In 1886, he was ordered by the army to discontinue his participation in exhibiting his art, and to dissociate himself from Les Indépendants. Dubois-Pillet paid little attention to these orders. He remained active with Les Indépendants and continued to show his work, including regular Les Indépendants exhibits, an 1886 Nantes show, and participation in the 1888 and 1889 Les XX exhibitions in Brussels. His only solo exhibition during his lifetime was in 1888, at the offices of French symbolist journal Revue Indépendante. Some of his pointillist drawings were published in La Vie moderne in 1887.

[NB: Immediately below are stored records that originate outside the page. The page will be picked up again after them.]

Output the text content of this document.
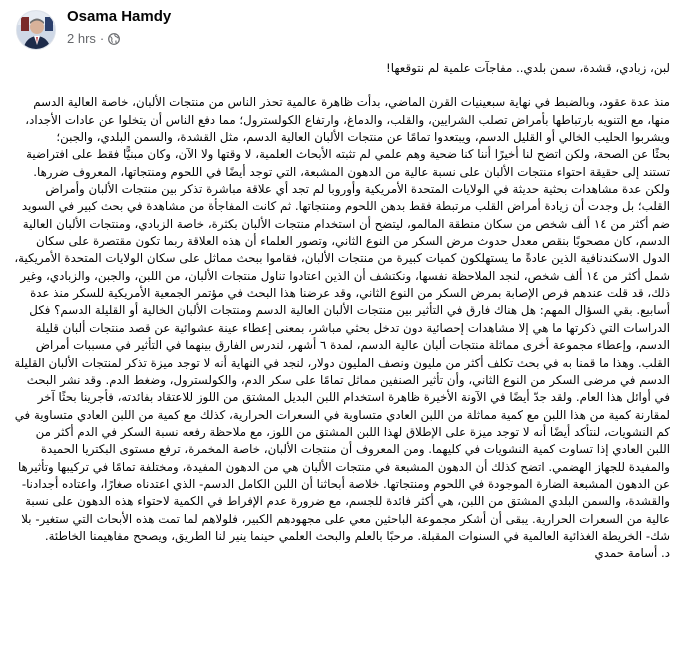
Osama Hamdy
2 hrs ·

لبن، زبادي، قشدة، سمن بلدي.. مفاجآت علمية لم نتوقعها!

منذ عدة عقود، وبالضبط في نهاية سبعينيات القرن الماضي، بدأت ظاهرة عالمية تحذر الناس من منتجات الألبان، خاصة العالية الدسم منها، مع التنويه بارتباطها بأمراض تصلب الشرايين، والقلب، والدماغ، وارتفاع الكولسترول؛ مما دفع الناس أن يتخلوا عن عادات الأجداد، ويشربوا الحليب الخالي أو القليل الدسم، ويبتعدوا تمامًا عن منتجات الألبان العالية الدسم، مثل القشدة، والسمن البلدي، والجبن؛

بحثًا عن الصحة، ولكن اتضح لنا أخيرًا أننا كنا ضحية وهم علمي لم تثبته الأبحاث العلمية، لا وقتها ولا الآن، وكان مبنيًّا فقط على افتراضية تستند إلى حقيقة احتواء منتجات الألبان على نسبة عالية من الدهون المشبعة، التي توجد أيضًا في اللحوم ومنتجاتها، المعروف ضررها. ولكن عدة مشاهدات بحثية حديثة في الولايات المتحدة الأمريكية وأوروبا لم تجد أي علاقة مباشرة تذكر بين منتجات الألبان وأمراض القلب؛ بل وجدت أن زيادة أمراض القلب مرتبطة فقط بدهن اللحوم ومنتجاتها. ثم كانت المفاجأة من مشاهدة في بحث كبير في السويد ضم أكثر من ١٤ ألف شخص من سكان منطقة المالمو، ليتضح أن استخدام منتجات الألبان بكثرة، خاصة الزبادي، ومنتجات الألبان العالية الدسم، كان مصحوبًا بنقص معدل حدوث مرض السكر من النوع الثاني، وتصور العلماء أن هذه العلاقة ربما تكون مقتصرة على سكان الدول الاسكندنافية الذين عادةً ما يستهلكون كميات كبيرة من منتجات الألبان، فقاموا ببحث مماثل على سكان الولايات المتحدة الأمريكية، شمل أكثر من ١٤ ألف شخص، لنجد الملاحظة نفسها، ونكتشف أن الذين اعتادوا تناول منتجات الألبان، من اللبن، والجبن، والزبادي، وغير ذلك، قد قلت عندهم فرص الإصابة بمرض السكر من النوع الثاني، وقد عرضنا هذا البحث في مؤتمر الجمعية الأمريكية للسكر منذ عدة أسابيع. بقي السؤال المهم: هل هناك فارق في التأثير بين منتجات الألبان العالية الدسم ومنتجات الألبان الخالية أو القليلة الدسم؟ فكل الدراسات التي ذكرتها ما هي إلا مشاهدات إحصائية دون تدخل بحثي مباشر، بمعنى إعطاء عينة عشوائية عن قصد منتجات ألبان قليلة الدسم، وإعطاء مجموعة أخرى مماثلة منتجات ألبان عالية الدسم، لمدة ٦ أشهر، لندرس الفارق بينهما في التأثير في مسببات أمراض القلب. وهذا ما قمنا به في بحث تكلف أكثر من مليون ونصف المليون دولار، لنجد في النهاية أنه لا توجد ميزة تذكر لمنتجات الألبان القليلة الدسم في مرضى السكر من النوع الثاني، وأن تأثير الصنفين مماثل تمامًا على سكر الدم، والكولسترول، وضغط الدم. وقد نشر البحث في أوائل هذا العام. ولقد جدّ أيضًا في الآونة الأخيرة ظاهرة استخدام اللبن البديل المشتق من اللوز للاعتقاد بفائدته، فأجرينا بحثًا آخر لمقارنة كمية من هذا اللبن مع كمية مماثلة من اللبن العادي متساوية في السعرات الحرارية، كذلك مع كمية من اللبن العادي متساوية في كم النشويات، لنتأكد أيضًا أنه لا توجد ميزة على الإطلاق لهذا اللبن المشتق من اللوز، مع ملاحظة رفعه نسبة السكر في الدم أكثر من اللبن العادي إذا تساوت كمية النشويات في كليهما. ومن المعروف أن منتجات الألبان، خاصة المخمرة، ترفع مستوى البكتريا الحميدة والمفيدة للجهاز الهضمي. اتضح كذلك أن الدهون المشبعة في منتجات الألبان هي من الدهون المفيدة، ومختلفة تمامًا في تركيبها وتأثيرها عن الدهون المشبعة الضارة الموجودة في اللحوم ومنتجاتها. خلاصة أبحاثنا أن اللبن الكامل الدسم- الذي اعتدناه صغارًا، واعتاده أجدادنا- والقشدة، والسمن البلدي المشتق من اللبن، هي أكثر فائدة للجسم، مع ضرورة عدم الإفراط في الكمية لاحتواء هذه الدهون على نسبة عالية من السعرات الحرارية. يبقى أن أشكر مجموعة الباحثين معي على مجهودهم الكبير، فلولاهم لما تمت هذه الأبحاث التي ستغير- بلا شك- الخريطة الغذائية العالمية في السنوات المقبلة. مرحبًا بالعلم والبحث العلمي حينما ينير لنا الطريق، ويصحح مفاهيمنا الخاطئة.

د. أسامة حمدي
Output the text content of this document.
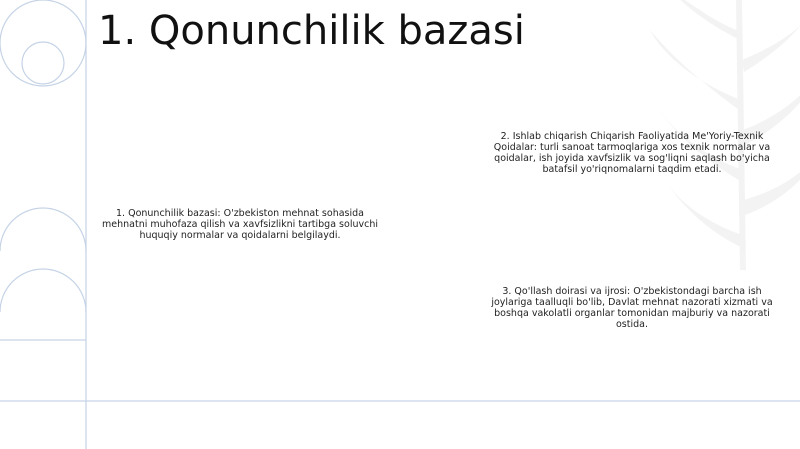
1. Qonunchilik bazasi

1. Qonunchilik bazasi: O'zbekiston mehnat sohasida mehnatni muhofaza qilish va xavfsizlikni tartibga soluvchi huquqiy normalar va qoidalarni belgilaydi.

2. Ishlab chiqarish Chiqarish Faoliyatida Me'Yoriy-Texnik Qoidalar: turli sanoat tarmoqlariga xos texnik normalar va qoidalar, ish joyida xavfsizlik va sog'liqni saqlash bo'yicha batafsil yo'riqnomalarni taqdim etadi.

3. Qo'llash doirasi va ijrosi: O'zbekistondagi barcha ish joylariga taalluqli bo'lib, Davlat mehnat nazorati xizmati va boshqa vakolatli organlar tomonidan majburiy va nazorati ostida.
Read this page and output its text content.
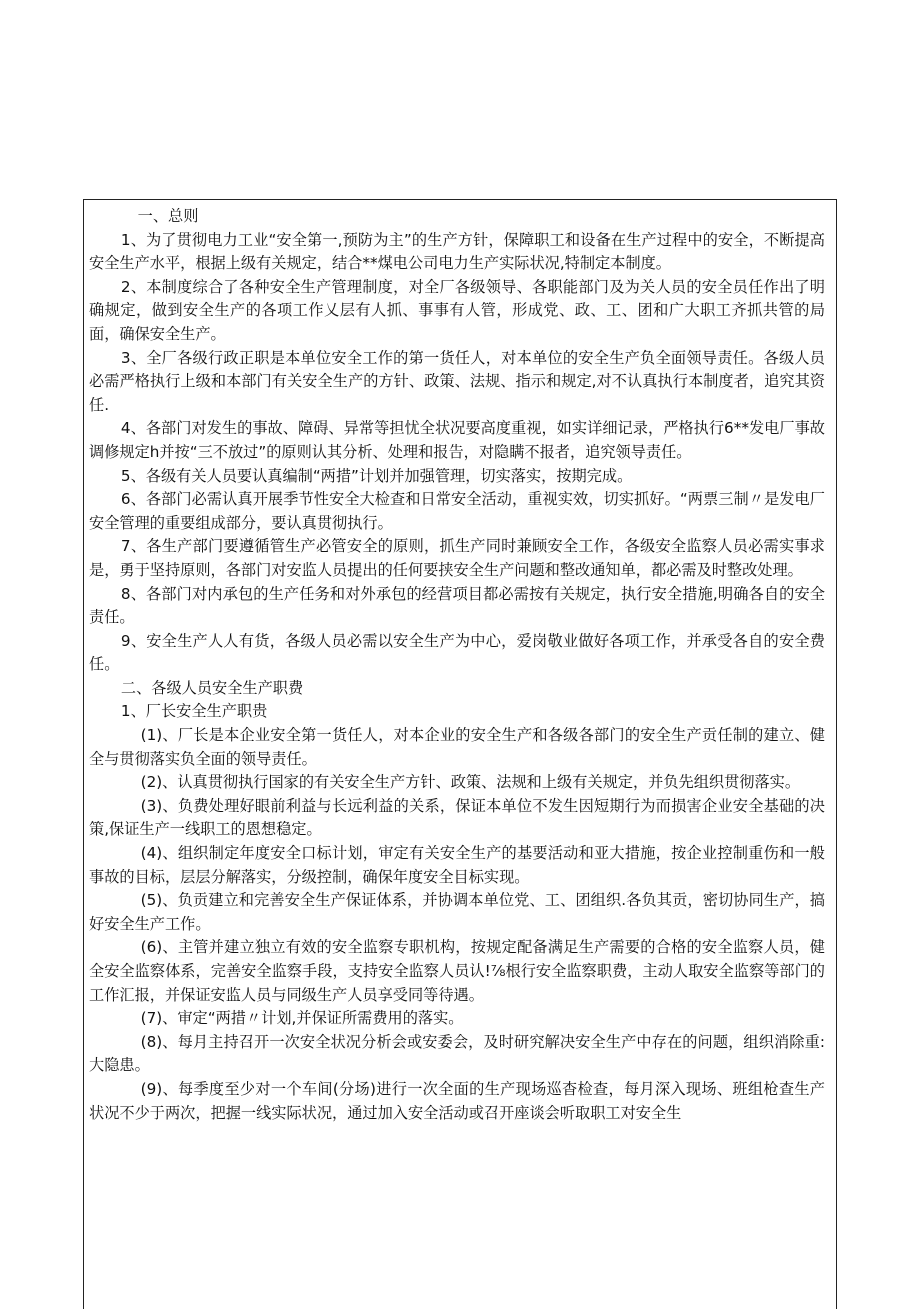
一、总则

1、为了贯彻电力工业“安全第一,预防为主”的生产方针，保障职工和设备在生产过程中的安全，不断提高安全生产水平，根据上级有关规定，结合**煤电公司电力生产实际状况,特制定本制度。

2、本制度综合了各种安全生产管理制度，对全厂各级领导、各职能部门及为关人员的安全员任作出了明确规定，做到安全生产的各项工作乂层有人抓、事事有人管，形成党、政、工、团和广大职工齐抓共管的局面，确保安全生产。

3、全厂各级行政正职是本单位安全工作的第一货任人，对本单位的安全生产负全面领导责任。各级人员必需严格执行上级和本部门有关安全生产的方针、政策、法规、指示和规定,对不认真执行本制度者，追究其资任.

4、各部门对发生的事故、障碍、异常等担忧全状况要高度重视，如实详细记录，严格执行6**发电厂事故调修规定h并按“三不放过”的原则认其分析、处理和报告，对隐瞒不报者，追究领导责任。

5、各级有关人员要认真编制“两措”计划并加强管理，切实落实，按期完成。

6、各部门必需认真开展季节性安全大检查和日常安全活动，重视实效，切实抓好。“两票三制〃是发电厂安全管理的重要组成部分，要认真贯彻执行。

7、各生产部门要遵循管生产必管安全的原则，抓生产同时兼顾安全工作，各级安全监察人员必需实事求是，勇于坚持原则，各部门对安监人员提出的任何要挟安全生产问题和整改通知单，都必需及时整改处理。

8、各部门对内承包的生产任务和对外承包的经营项目都必需按有关规定，执行安全措施,明确各自的安全责任。

9、安全生产人人有货，各级人员必需以安全生产为中心，爱岗敬业做好各项工作，并承受各自的安全费任。

二、各级人员安全生产职费

1、厂长安全生产职贵

(1)、厂长是本企业安全第一货任人，对本企业的安全生产和各级各部门的安全生产贡任制的建立、健全与贯彻落实负全面的领导责任。

(2)、认真贯彻执行国家的有关安全生产方针、政策、法规和上级有关规定，并负先组织贯彻落实。

(3)、负费处理好眼前利益与长远利益的关系，保证本单位不发生因短期行为而损害企业安全基础的决策,保证生产一线职工的恩想稳定。

(4)、组织制定年度安全口标计划，审定有关安全生产的基要活动和亚大措施，按企业控制重伤和一般事故的目标，层层分解落实，分级控制，确保年度安全目标实现。

(5)、负贡建立和完善安全生产保证体系，并协调本单位党、工、团组织.各负其贡，密切协同生产，搞好安全生产工作。

(6)、主管并建立独立有效的安全监察专职机构，按规定配备满足生产需要的合格的安全监察人员，健全安全监察体系，完善安全监察手段，支持安全监察人员认!⅞根行安全监察职费，主动人取安全监察等部门的工作汇报，并保证安监人员与同级生产人员享受同等待遇。

(7)、审定“两措〃计划,并保证所需费用的落实。

(8)、每月主持召开一次安全状况分析会或安委会，及时研究解决安全生产中存在的问题，组织消除重:大隐患。

(9)、每季度至少对一个车间(分场)进行一次全面的生产现场巡杳检查，每月深入现场、班组枪查生产状况不少于两次，把握一线实际状况，通过加入安全活动或召开座谈会听取职工对安全生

Dubois-Pillet and Louis Hayet were the two Neo-impressionists who were most focused on the theoretical aspects and scientific basis of their art. Starting around 1887, Dubois-Pillet explored the science of color perception as it related to Pointillism by investigating the work of English polymath Thomas Young (1773–1829), who concluded that the eye has three color receptors, each sensitive to one of the primary colors of light (green, red, and violet). Dubois-Pillet applied Young's findings into a triad color theory which he referred to as passage, whereby a touch of pigment corresponding to each of the primary light colors is included in the passage from one hue to the next. Colors are scientifically decomposed by the artist, then they are recomposed in the viewer's eye, but with a greater luminosity than would have been possible if the colors had simply been mixed on the palette. How to apply his theory in practice wasn't entirely clear, and his fellow Neo-impressionists were not convinced.
Neo-impressionism was often focused on depicting brilliant colors in natural light, and perhaps because of this, the subject matter most commonly consisted of outdoor scenes such as landscapes, cityscapes, seascapes, or river scenes. While Dubois-Pillet painted all of these, as well as still lifes, he also created the first portrait of the Neo-impressionist movement – La Dame à la Robe Blanche, a painting which depicts a woman, wearing a white dress, seated in an upholstered chair. The model's identity is unknown; exhibition curators tended to, at best, identify subjects by the initial of their last name. The Musée d'Art Moderne de Saint-Etienne refers to her as Madame P., but art critic Félix Fénéon called her Mademoiselle B.
In late 1889, Dubois-Pillet was transferred by the army to a post as commander of the gendarmerie in Le Puy-en-Velay, a south central French commune. His transfer may have been in response to his defying the orders to curtail his artistic activities.
The churches and landscapes of the surrounding Auvergne region are the subject matter of his final paintings. He died in Le Puy-en-Velay on 18 August 1890 at the age of 43 during an outbreak of smallpox. The following year, a memorial exhibition, organized by Signac and consisting of sixty-four of Dubois-Pillet's paintings, was mounted by Les Indépendants. Because of a fire which destroyed the majority of his work, as well as his rather early death, his extant oeuvre is relatively small.